Larudee: That is a possibility but I think his presence at the talks, he had to be brought to the talks kicking and screaming, he really did not want to come to the talks unless it meant the complete capitulation of the Syrian government and his intention and his father’s intention have always been to make a Salafist state out of Syria, a state full of fanatics and basically to wipe out the people especially the Shias but basically all non-Salafist practitioners of Islam if they can really be called practitioners of Islam.

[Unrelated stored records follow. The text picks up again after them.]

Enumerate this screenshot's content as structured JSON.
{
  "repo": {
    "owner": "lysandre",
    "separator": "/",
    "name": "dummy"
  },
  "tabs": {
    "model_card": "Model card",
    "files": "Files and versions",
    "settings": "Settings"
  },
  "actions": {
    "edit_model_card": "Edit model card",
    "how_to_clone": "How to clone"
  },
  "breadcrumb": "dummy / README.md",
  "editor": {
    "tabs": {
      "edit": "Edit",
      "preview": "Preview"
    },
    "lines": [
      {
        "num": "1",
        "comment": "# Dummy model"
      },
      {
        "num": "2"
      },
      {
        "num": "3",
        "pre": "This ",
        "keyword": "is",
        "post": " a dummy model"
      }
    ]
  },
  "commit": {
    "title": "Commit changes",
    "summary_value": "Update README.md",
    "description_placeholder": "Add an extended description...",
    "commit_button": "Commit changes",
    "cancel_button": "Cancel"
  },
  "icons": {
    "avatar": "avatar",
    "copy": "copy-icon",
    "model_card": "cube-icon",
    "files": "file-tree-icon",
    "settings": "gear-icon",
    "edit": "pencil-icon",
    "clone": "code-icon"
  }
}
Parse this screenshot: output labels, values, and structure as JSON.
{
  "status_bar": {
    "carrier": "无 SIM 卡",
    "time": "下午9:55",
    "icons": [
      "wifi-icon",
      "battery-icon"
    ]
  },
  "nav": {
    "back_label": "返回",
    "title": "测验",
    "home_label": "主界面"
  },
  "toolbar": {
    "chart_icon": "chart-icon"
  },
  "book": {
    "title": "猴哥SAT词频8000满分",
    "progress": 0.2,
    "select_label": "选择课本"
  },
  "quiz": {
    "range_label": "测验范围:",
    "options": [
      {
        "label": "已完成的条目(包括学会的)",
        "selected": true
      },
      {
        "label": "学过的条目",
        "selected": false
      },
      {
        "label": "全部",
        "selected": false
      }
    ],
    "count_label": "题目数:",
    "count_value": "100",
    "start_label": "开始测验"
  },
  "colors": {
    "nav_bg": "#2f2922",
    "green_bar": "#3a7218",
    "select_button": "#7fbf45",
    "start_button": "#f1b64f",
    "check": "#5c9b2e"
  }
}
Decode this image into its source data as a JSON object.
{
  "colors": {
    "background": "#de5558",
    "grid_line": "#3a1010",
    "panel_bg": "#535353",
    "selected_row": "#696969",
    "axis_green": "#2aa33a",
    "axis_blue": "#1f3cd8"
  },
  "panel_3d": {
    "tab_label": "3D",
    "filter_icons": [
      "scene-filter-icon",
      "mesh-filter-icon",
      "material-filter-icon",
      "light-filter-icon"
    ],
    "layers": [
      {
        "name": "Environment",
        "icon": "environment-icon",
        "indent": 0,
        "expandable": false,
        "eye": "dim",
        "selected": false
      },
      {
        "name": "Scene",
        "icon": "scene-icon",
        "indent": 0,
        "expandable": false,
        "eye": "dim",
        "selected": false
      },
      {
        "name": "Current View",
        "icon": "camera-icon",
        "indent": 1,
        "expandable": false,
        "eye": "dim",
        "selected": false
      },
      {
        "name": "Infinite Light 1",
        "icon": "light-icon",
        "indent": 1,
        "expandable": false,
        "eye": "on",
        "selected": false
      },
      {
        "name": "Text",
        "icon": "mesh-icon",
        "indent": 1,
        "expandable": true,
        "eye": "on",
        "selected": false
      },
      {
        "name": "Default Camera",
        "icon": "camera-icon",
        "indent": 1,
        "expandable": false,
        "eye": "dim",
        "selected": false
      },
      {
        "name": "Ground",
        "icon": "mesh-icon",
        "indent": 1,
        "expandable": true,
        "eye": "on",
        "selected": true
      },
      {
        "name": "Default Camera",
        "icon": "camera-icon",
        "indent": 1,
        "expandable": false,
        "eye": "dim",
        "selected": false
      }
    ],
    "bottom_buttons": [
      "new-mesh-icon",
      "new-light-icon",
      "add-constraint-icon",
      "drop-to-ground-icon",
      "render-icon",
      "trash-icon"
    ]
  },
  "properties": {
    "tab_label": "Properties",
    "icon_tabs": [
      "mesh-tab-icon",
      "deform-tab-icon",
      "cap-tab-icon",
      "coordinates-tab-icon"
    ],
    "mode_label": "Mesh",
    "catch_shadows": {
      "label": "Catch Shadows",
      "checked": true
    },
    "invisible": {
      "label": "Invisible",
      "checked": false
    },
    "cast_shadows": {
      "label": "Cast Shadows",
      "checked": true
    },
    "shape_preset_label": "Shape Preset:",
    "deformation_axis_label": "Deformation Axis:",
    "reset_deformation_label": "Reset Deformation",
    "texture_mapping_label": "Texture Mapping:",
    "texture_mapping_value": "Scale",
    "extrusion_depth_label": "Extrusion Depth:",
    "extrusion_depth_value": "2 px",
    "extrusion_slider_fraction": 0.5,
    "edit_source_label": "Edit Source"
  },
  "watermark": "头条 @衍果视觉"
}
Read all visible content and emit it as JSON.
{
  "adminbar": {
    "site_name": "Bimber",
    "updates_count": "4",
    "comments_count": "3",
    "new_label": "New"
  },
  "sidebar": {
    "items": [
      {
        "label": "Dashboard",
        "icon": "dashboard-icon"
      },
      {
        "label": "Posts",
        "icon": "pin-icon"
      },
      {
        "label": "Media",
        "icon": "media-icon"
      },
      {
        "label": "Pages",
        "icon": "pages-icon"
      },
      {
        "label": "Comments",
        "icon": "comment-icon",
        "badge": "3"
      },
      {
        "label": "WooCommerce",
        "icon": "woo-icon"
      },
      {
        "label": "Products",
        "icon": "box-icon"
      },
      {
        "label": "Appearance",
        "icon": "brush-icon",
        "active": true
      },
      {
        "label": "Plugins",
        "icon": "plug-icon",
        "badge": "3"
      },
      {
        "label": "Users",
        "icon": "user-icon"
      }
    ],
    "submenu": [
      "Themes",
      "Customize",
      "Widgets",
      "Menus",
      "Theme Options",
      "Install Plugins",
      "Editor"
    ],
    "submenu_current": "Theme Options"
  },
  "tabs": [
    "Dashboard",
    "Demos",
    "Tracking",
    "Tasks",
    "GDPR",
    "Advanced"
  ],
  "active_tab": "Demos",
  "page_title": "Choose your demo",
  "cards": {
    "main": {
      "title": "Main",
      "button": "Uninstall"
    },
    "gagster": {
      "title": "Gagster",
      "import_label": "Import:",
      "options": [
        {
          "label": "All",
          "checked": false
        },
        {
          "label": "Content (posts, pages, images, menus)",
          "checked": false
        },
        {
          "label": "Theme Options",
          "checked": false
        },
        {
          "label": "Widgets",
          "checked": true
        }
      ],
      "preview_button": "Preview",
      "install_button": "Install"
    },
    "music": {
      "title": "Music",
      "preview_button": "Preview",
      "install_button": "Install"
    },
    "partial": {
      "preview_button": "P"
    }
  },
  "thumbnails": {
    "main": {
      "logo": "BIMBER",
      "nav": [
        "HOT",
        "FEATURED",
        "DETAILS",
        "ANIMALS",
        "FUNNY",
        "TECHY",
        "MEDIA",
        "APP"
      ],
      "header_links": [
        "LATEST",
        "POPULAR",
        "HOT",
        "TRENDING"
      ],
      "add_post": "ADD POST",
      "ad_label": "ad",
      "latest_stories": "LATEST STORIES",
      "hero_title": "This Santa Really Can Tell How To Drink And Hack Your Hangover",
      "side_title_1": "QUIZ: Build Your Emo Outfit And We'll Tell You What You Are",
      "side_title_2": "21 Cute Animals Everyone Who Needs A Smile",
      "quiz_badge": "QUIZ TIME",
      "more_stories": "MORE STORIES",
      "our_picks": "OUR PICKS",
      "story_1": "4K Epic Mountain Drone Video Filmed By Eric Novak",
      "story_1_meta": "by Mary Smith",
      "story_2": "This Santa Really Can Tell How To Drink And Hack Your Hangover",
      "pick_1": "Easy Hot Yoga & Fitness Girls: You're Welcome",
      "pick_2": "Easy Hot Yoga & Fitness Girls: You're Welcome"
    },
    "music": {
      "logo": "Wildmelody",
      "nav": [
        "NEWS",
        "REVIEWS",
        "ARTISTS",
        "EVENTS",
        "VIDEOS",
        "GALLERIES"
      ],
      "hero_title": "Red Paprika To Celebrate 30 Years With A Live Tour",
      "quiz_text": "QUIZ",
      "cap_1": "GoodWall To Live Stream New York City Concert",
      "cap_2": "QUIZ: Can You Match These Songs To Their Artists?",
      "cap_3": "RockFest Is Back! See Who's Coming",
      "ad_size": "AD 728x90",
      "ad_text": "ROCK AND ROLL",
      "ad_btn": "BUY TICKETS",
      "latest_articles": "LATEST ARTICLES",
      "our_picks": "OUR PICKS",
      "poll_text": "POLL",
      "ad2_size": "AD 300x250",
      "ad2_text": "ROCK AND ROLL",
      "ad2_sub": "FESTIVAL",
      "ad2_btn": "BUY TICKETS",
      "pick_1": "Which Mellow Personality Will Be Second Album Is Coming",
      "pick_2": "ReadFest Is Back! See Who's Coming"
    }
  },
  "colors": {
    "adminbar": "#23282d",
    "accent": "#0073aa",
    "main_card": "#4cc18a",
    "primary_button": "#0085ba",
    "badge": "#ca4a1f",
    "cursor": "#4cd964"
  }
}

And so his presence at the talks was cosmetic. It was just to show there is someone there and there was never any intention for him or anyone else on the so-called High Negotiation team to pursue any serious talks of peace. It was just a way of allowing the United States and the other negotiators to have an excuse to continue the combat on the field and to continue to interfere illegally in the internal affairs of Syria and to send arms and mercenaries into Syria to kill more people there.

Press TV: And as we had it in the news, Alloush has said that he has resigned and decided to withdraw from the delegation for what he has termed as the failure of the peace talks to bring, in his words, a political settlement and stop bombardment of militant-held areas, sort of trying to pretend that he really wanted the talks to lead to peace and settlement in Syria, that is open for discussion of course, but with him out of the game, out of the picture now, how do you see the future of the peace talks for Syria?

Larudee: They are not really serious about the peace talks. If anything happens, it will happen behind closed doors with maybe discussions between Russia and the United States but it seems that the United States and Saudi Arabia and Turkey and Israel for that matter are all determined to keep the mercenary terrorists’ presence in Syria indefinitely.

And what they might do is to come to some kind of terms with Russia that they will not break out of a certain area but the so-called fight against ISIS (Daesh) I think is not serious, it is not going to go anywhere, the terrorists are going to stay there for as long as the will of the US, Saudi, Israeli, Turkish coalition decides that it is going to be that way.